“LARA”

07/09/2016

Lara, ha chiuso anche Gianni.
Mi sedevo là, bevevo qualcosa e passavo il tempo a fare di quel tempo altro tempo perso.
Arrivavo quando capitava ed in qualche stagione e mi divertivo ad immaginare che ore potessero essere in un’altra stagione o in altri Paesi.

Lara, ho sognato di mangiarmi una scimmia.
Mi sono svegliato all’improvviso per poi addormentarmi cercando le stelle nel soffitto, ma ho chiuso gli occhi solo quando lo shuttle è partito senza di me.
Immagino avessero la sveglia o sapessero che fare nella vita.
Avevo fatto il biglietto tre mesi fa, credo fosse Carnevale.
O Natale.
Mi sono svegliato che era la notte dopo e ho ripensato alla scimmia inghiottita e mi sono ricordato che non mangio da due giorni.

Lara, ma il tuo camicie bianco l’appendi nell’armadio come le camicie che non metto mai o lo butti su una poltrona come il resto del mio guardaroba?
E, scusa, ma nelle vite che riesci a salvare conti anche quelle che poi butteranno lo stesso?
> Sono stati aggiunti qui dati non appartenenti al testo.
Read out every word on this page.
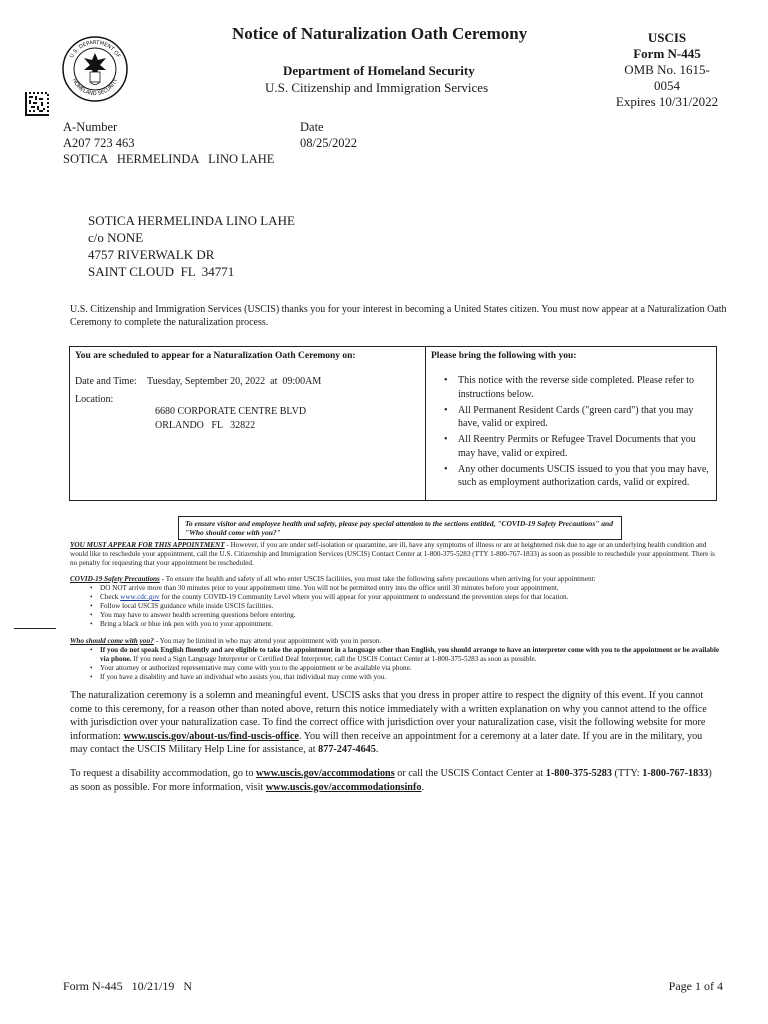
U.S. DEPARTMENT OF
HOMELAND SECURITY
Notice of Naturalization Oath Ceremony
Department of Homeland Security
U.S. Citizenship and Immigration Services
USCIS
Form N-445
OMB No. 1615-0054
Expires 10/31/2022
A-Number
A207 723 463
SOTICA   HERMELINDA   LINO LAHE
Date
08/25/2022
SOTICA HERMELINDA LINO LAHE
c/o NONE
4757 RIVERWALK DR
SAINT CLOUD  FL  34771
U.S. Citizenship and Immigration Services (USCIS) thanks you for your interest in becoming a United States citizen. You must now appear at a Naturalization Oath Ceremony to complete the naturalization process.
You are scheduled to appear for a Naturalization Oath Ceremony on:
Date and Time: Tuesday, September 20, 2022  at  09:00AM
Location:
6680 CORPORATE CENTRE BLVD
ORLANDO   FL   32822
Please bring the following with you:
• This notice with the reverse side completed. Please refer to instructions below.
• All Permanent Resident Cards ("green card") that you may have, valid or expired.
• All Reentry Permits or Refugee Travel Documents that you may have, valid or expired.
• Any other documents USCIS issued to you that you may have, such as employment authorization cards, valid or expired.
To ensure visitor and employee health and safety, please pay special attention to the sections entitled, "COVID-19 Safety Precautions" and "Who should come with you?"
YOU MUST APPEAR FOR THIS APPOINTMENT - However, if you are under self-isolation or quarantine, are ill, have any symptoms of illness or are at heightened risk due to age or an underlying health condition and would like to reschedule your appointment, call the U.S. Citizenship and Immigration Services (USCIS) Contact Center at 1-800-375-5283 (TTY 1-800-767-1833) as soon as possible to reschedule your appointment. There is no penalty for requesting that your appointment be rescheduled.
COVID-19 Safety Precautions - To ensure the health and safety of all who enter USCIS facilities, you must take the following safety precautions when arriving for your appointment:
• DO NOT arrive more than 30 minutes prior to your appointment time. You will not be permitted entry into the office until 30 minutes before your appointment.
• Check www.cdc.gov for the county COVID-19 Community Level where you will appear for your appointment to understand the prevention steps for that location.
• Follow local USCIS guidance while inside USCIS facilities.
• You may have to answer health screening questions before entering.
• Bring a black or blue ink pen with you to your appointment.
Who should come with you? - You may be limited in who may attend your appointment with you in person.
• If you do not speak English fluently and are eligible to take the appointment in a language other than English, you should arrange to have an interpreter come with you to the appointment or be available via phone. If you need a Sign Language Interpreter or Certified Deaf Interpreter, call the USCIS Contact Center at 1-800-375-5283 as soon as possible.
• Your attorney or authorized representative may come with you to the appointment or be available via phone.
• If you have a disability and have an individual who assists you, that individual may come with you.
The naturalization ceremony is a solemn and meaningful event. USCIS asks that you dress in proper attire to respect the dignity of this event. If you cannot come to this ceremony, for a reason other than noted above, return this notice immediately with a written explanation on why you cannot attend to the office with jurisdiction over your naturalization case. To find the correct office with jurisdiction over your naturalization case, visit the following website for more information: www.uscis.gov/about-us/find-uscis-office. You will then receive an appointment for a ceremony at a later date. If you are in the military, you may contact the USCIS Military Help Line for assistance, at 877-247-4645.
To request a disability accommodation, go to www.uscis.gov/accommodations or call the USCIS Contact Center at 1-800-375-5283 (TTY: 1-800-767-1833) as soon as possible. For more information, visit www.uscis.gov/accommodationsinfo.
Form N-445   10/21/19   N	Page 1 of 4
Lara, ne abbiamo parlato, vita, amore, anima, sesso, è sempre e solo una questioni di secondi, è sempre una sottile guerra di attimi contro attimi.

Lara, ho solo bisogno di un’anestesia, di una partita bowling o di un ombrello bucato.
Lara ho bisogno del mare, del vento o forse solo di un invito a cena.
Lara, non è niente, è solo che quando ricominci a vivere hai solo paura a farlo, ma, tranquilla, stavolta credo di farcela.